LMCT Executive Director interviewed on labor union podcast
Insulators International Staff — Mon, Jul 27, 2020 @ 08:07 AM
Mechanical Insulators Labor Management and Cooperative Trust Executive Director Pete Ielmini joined the America’s Work Force Radio Podcast on July 22 to discuss registered apprenticeship programs and the future of the mechanical insulation industry.
America’s Work Force Radio Podcast is a daily, labor-focused podcast, which gives voices of labor an opportunity to speak about their specific industry. The show is hosted by radio-veteran Ed “Flash” Ferenc.
At the start of the discussion, Ielmini provided an anecdote about his experience with his high school guidance counselor.
He recalled having good, great and high test scores, which left the counselor to automatically assume he wanted to go to college. When Ielmini told the counselor he was interested in the construction industry, the counselor told him to go talk to the shop teacher instead.

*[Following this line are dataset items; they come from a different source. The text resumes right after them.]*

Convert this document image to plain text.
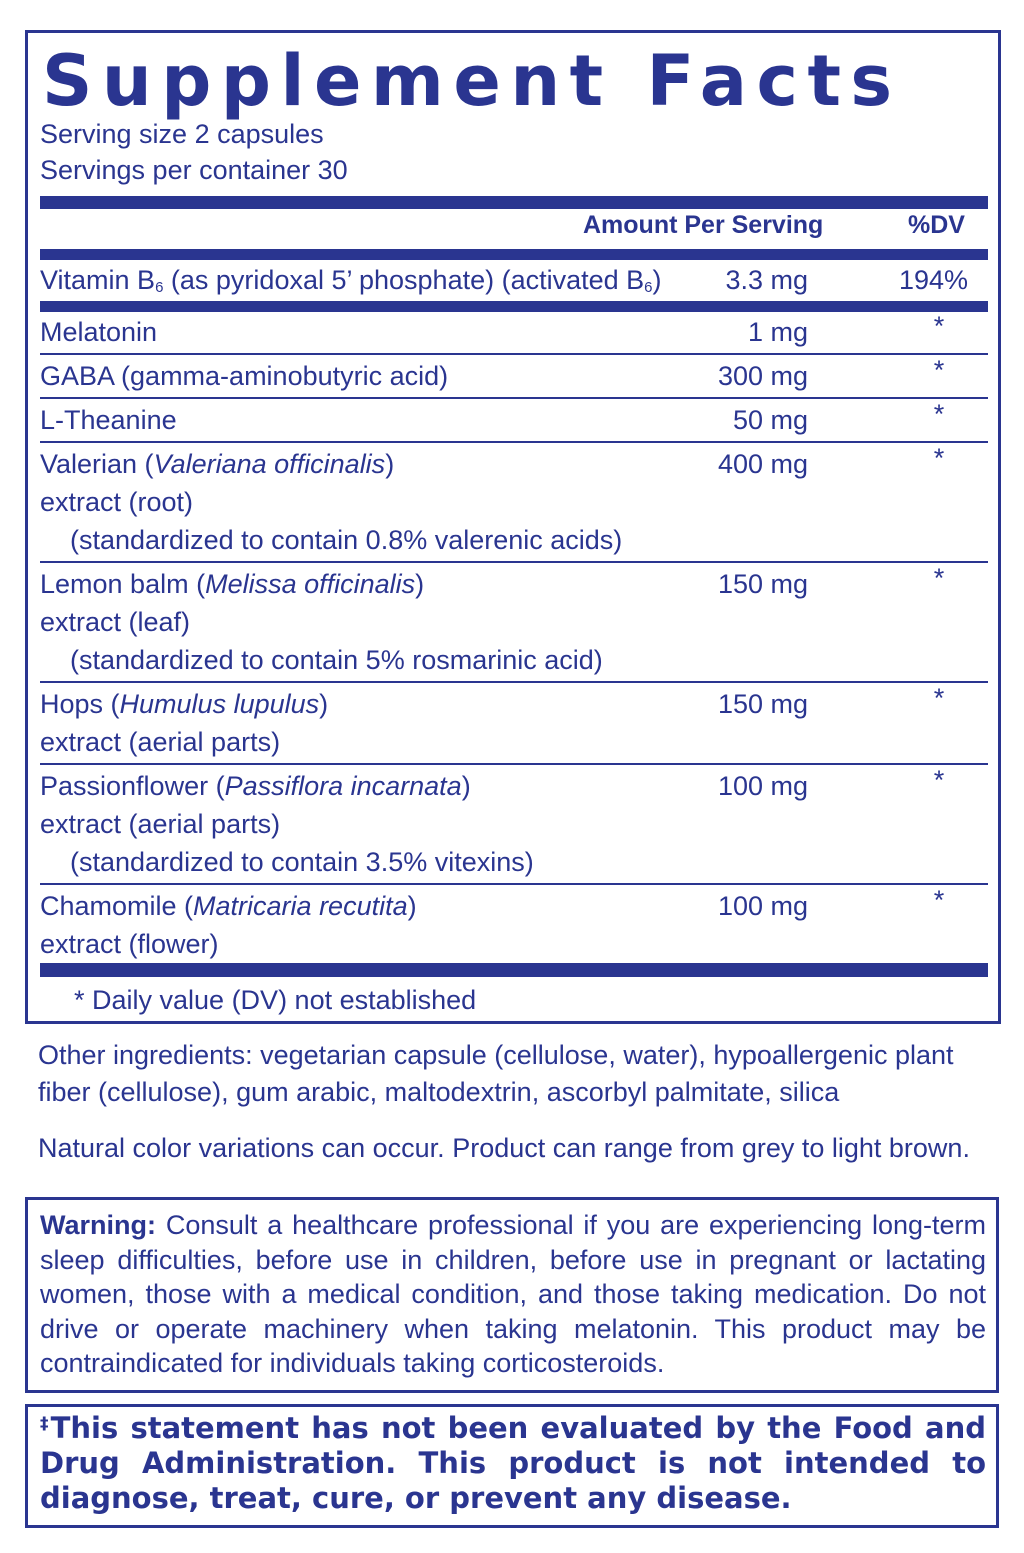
Supplement Facts
Serving size 2 capsules
Servings per container 30
Amount Per Serving	%DV
Vitamin $B_6$ (as pyridoxal 5’ phosphate) (activated $B_6$)	3.3 mg	194%
Melatonin	1 mg	*
GABA (gamma-aminobutyric acid)	300 mg	*
L-Theanine	50 mg	*
Valerian (Valeriana officinalis)
extract (root)
(standardized to contain 0.8% valerenic acids)
400 mg	*
Lemon balm (Melissa officinalis)
extract (leaf)
(standardized to contain 5% rosmarinic acid)
150 mg	*
Hops (Humulus lupulus)
extract (aerial parts)
150 mg	*
Passionflower (Passiflora incarnata)
extract (aerial parts)
(standardized to contain 3.5% vitexins)
100 mg	*
Chamomile (Matricaria recutita)
extract (flower)
100 mg	*
* Daily value (DV) not established
Other ingredients: vegetarian capsule (cellulose, water), hypoallergenic plant fiber (cellulose), gum arabic, maltodextrin, ascorbyl palmitate, silica
Natural color variations can occur. Product can range from grey to light brown.
Warning: Consult a healthcare professional if you are experiencing long-term sleep difficulties, before use in children, before use in pregnant or lactating women, those with a medical condition, and those taking medication. Do not drive or operate machinery when taking melatonin. This product may be contraindicated for individuals taking corticosteroids.
‡This statement has not been evaluated by the Food and Drug Administration. This product is not intended to diagnose, treat, cure, or prevent any disease.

This created an easy segway to explain why many guidance counselors and administrators push students to attend college as opposed to seeking out apprenticeship programs.
When a school has a high number of graduates attending college, they may receive accolades or a bump in the overall rating of the school.
Ielmini then explained the difference between a registered apprenticeship program and “paper” apprenticeship programs. He cited Department of Labor accreditation for registered apprenticeship programs, such as the one operated by the Insulators Union, which gives these programs legitimacy.
With apprenticeship being a hot-button issue as college costs soar, Ielmini took some time to describe the benefits of apprenticeship.
He noted the earn while you learn model and how it allows people to learn and train for a career without taking on student debt. He compared a 22 year old college graduate and a 22 year old close to finishing an apprenticeship program.
The largest difference between the two is the experience gap. While the college graduate was taking classes in hopes of getting a job, the apprentice was building a relationship with a company or companies, while earning and saving money.
Shifting into a conversation about the future of the construction industry and the mechanical insulation industry specifically, Ielmini expressed great optimism about their future.
“Mechanical Insulation has a fantastic future,” Ielmini said.
He cited calls for more renewable energy and other systems. When these systems are implemented and need mechanical insulation installed, the Insulators will be doing the work.
He concluded his appearance by encouraging people to seek out and pursue registered apprenticeship programs because the work demand is higher than the available workforce.